Pemerintah sdh berkomitmen dalam pengucuran dana desa besar harapan dapat dimanfaatkan semaksimal mungkindan tepat sasaran memang perlu penguatan dalam sistem pengelolaannya dalam artian dana desa ini untuk kepentingan bersama dengan masyarakat yg menerima manfaat serta pendampingan yang kuat dlm hal ini memang Aparatur desa sebagai pengelola kegiatan harus dibarengi dn SDM yang memiliki kualitas dan kuantitas dlm.managerial keuangan yang baik mgkn berhubung KPA nya adalah kepala desa, maka kepala desa memiliki peran penting dlm penggunaan dana desa tersbut saya fikir bukan dana desa saja dan terlbih alangkah indahnya peran pendamping yg direkrut oleh pemerintah lebih dapat dikuatkan lagi kenapa ya… Bnyak desa aparat desa seakan cuek tak peduli mau ada atau tidak pendamping tetap juga katanya ini desa kami, kami yg mengelola?!? Ini sebenarnya karakter dr desa sndri kita coba merubah itu mencoba memanagerial keuangan yang baik… Sehingga tidak ada penggunaan yanh salah dlm.penggunaannay… Intinya peran pendamping lebih diperkuat lagi sehigga kepala desa dan aparat desa merasa btuh dan harus butuh dngan arahan yg efektif dan efisien yg harus dikelola… Bukan ada apnya dn pendamping dan.

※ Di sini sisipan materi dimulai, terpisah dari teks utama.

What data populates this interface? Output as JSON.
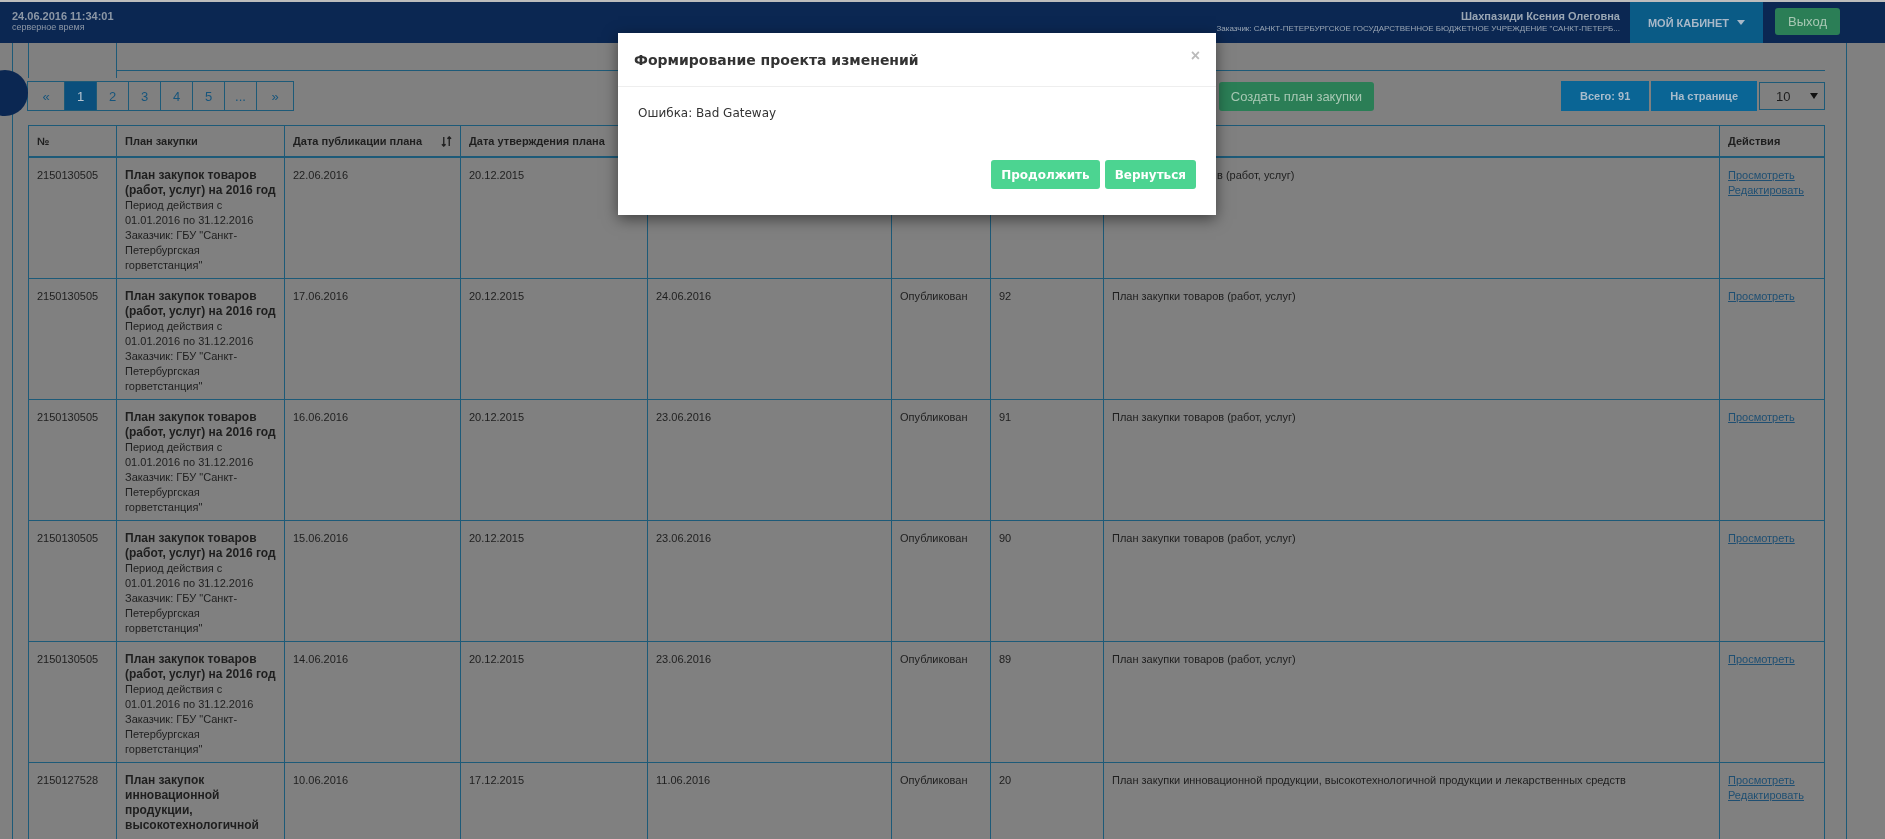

. Krn pendamping juga selama ini mengarahkan sesuai dn regulasi dan aturan hnya banyk aparat desa mengabaikan dan selalu menunggu aturan turunannya… Alangkah indahnya dgn pengelolaan managerial yg baik koordinasi yanh baik komunikasi yang baik antara aparat pemerintah desa, kabupaten kecamatan dan pendamping maka akan menghasilkan pencapaian tujuan bersama yang diinginkan sesuai dengan kehendak musyawarah mwncapai mufakat
Kurangnya masuk inovasi ke desa, sehingga efek bergandanya tidak terlalu besar
Lebih baik dana desa dialihkan saja alokasinya untuk biaya pendidikan, sekarang SMA/SMK Negeri siswa harus bayar spp lagi seperti dulu. contoh anak anak kami di Kab bekasi sekarang ini wajib bayar spp Rp. 300.000 perbulan.
walau itu melealui kesepakatan sebelumnya dengan komite sekolah, tapi apa daya dana Bos jauh dari mencukupi, ya akhirnya kami sepakat dengan spp jumlah tsb walau cukup berat demi operasional sekolah yang harus tetap berjalan.